Little did I dream how short was to be the period of their endurance. Little thought I, as I paced along the deck and listened to their cries for water, that their sufferings from thirst would soon be at an end.
It was not their destiny to die from the want of water. Alas! a far more horrible doom was in store for them—a doom that I almost shudder to recount.
As the day advanced, their cries for water—“agoa! agoa!”—became more frequent and plaintive. There were some who shouted in anger. Wondering why they had been denied their customary allowance, there were some who fancied it arose either from neglect on the part of their white tyrants—whom they saw moving about perfectly indifferent to their entreaties—or else from some capricious cruelty to torture and punish them! It is hard to say what might have been their imaginings; but many of them exhibited symptoms of fury amounting almost to frenzy. They approached the grating with gestures of menace, and endeavoured by main strength to force the strong woodwork from off the hatch. Some gnashed their teeth and frothed at the lips; beating their breasts with clenched fists, and yelling their native war-cries, until their voices echoed far over the waters!
To all these demonstrations the crew of the Pandora paid no heed—except that two sentries instead of one were placed over the hatchway where the male portion of the slaves were confined. This precaution was taken, because it was now deemed possible that the negroes might make their way upon deck; and, should they succeed in doing so in their infuriated state, woe to the white men who had hitherto ruled them!
Both sticks and bayonets were used freely upon the frantic creatures, until the carpenter with ready tools had strengthened the grating and battened it down, beyond the possibility of its being raised up, or broken by those who were striving underneath.
What added to the sufferings of the slaves, as also to the apprehension of the Pandora’s crew, was that the wind had suddenly ceased, and it had fallen to a dead calm.

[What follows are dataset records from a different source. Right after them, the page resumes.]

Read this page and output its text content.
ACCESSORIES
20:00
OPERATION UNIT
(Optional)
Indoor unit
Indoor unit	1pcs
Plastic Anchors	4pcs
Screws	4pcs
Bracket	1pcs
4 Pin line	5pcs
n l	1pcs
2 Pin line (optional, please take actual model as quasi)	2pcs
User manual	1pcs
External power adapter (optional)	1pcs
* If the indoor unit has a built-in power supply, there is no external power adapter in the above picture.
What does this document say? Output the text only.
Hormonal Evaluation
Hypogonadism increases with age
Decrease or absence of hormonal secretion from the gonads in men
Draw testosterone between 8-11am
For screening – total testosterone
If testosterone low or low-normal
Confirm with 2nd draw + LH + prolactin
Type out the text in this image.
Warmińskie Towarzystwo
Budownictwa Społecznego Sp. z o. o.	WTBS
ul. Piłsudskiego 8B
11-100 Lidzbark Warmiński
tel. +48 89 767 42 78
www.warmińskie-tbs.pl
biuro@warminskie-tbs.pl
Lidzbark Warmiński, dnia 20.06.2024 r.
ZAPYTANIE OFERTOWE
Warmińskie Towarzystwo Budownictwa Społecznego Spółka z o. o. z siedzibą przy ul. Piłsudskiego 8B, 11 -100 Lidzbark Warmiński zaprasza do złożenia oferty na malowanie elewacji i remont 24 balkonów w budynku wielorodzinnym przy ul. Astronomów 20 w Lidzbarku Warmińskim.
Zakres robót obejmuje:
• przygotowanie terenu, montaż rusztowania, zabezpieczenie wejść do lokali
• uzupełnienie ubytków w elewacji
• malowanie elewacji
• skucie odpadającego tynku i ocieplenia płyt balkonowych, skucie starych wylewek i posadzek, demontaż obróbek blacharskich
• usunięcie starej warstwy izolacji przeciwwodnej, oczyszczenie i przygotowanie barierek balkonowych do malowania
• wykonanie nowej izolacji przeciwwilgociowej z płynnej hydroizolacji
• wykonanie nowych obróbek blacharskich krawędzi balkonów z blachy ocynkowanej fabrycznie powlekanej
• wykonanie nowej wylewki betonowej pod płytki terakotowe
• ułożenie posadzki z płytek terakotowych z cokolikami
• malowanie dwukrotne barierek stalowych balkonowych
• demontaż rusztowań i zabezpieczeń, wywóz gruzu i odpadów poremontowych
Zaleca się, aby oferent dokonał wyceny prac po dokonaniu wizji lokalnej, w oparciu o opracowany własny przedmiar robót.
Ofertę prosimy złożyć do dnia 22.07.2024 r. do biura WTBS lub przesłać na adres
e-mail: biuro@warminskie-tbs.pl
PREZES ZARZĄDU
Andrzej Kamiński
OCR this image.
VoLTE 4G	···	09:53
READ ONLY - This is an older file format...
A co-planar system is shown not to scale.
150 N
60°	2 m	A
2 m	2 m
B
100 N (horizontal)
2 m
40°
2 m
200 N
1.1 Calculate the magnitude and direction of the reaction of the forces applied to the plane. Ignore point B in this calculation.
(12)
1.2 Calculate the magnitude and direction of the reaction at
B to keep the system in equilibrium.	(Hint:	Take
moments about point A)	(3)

The heat of the sun, no longer fanned by the slightest breeze, had grown intolerable. The pitch melted upon the ropes and in the seams of the deck; and every article, whether of hemp, wood, or iron, was as hot as if taken out of a fire. We had arrived in that part of the Atlantic Ocean, known among Spanish seamen as the “horse latitudes,” because that there, during the early days of Spanish adventure, vessels often got becalmed, and their cargoes of horses, dying of the heat, were thrown overboard wholesale. This is one of the explanations given for the singular appellation—though others have been assigned.
Into the “horse latitudes,” then, had the Pandora found her way; and the complete calm into which the atmosphere had all at once fallen was not only a source of suffering to all on board—but to the sailors an object of new apprehension.
On first discovering the shortness of the supply of water, a calm sea was the very thing they had most dreaded. A storm they feared not to encounter. Through that—even though the wind were dead ahead—they could still make way; but in a calm they could do nothing but lie quiet upon the hot bosom of the sleeping ocean, wasting their days and hours—wasting what was now more precious than all—their scanty supply of water.
One and all were terrified at the prospect. They were all men who had made many a trip across the line, and had run the torrid zone both eastward and westward. They could read well the indications of the sky; and from its present appearance most of them foresaw, and were not slow to foretell, a long-continued calm. It might last a week, perhaps twice or three times as long. Sometimes there is a month of such windless weather in these latitudes. If it continued only for the shortest of these periods, then, indeed, would they be in danger, and no wonder they were freshly apprehensive.
As the sun went down, his disc appeared red and fiery. There was not a cloud in the sky—not a curl upon the sea.
It was the last time that sun ever shone upon the Pandora—when morning came, that bad, but beautiful barque, was a wreck upon the sea—a field of floating fragments!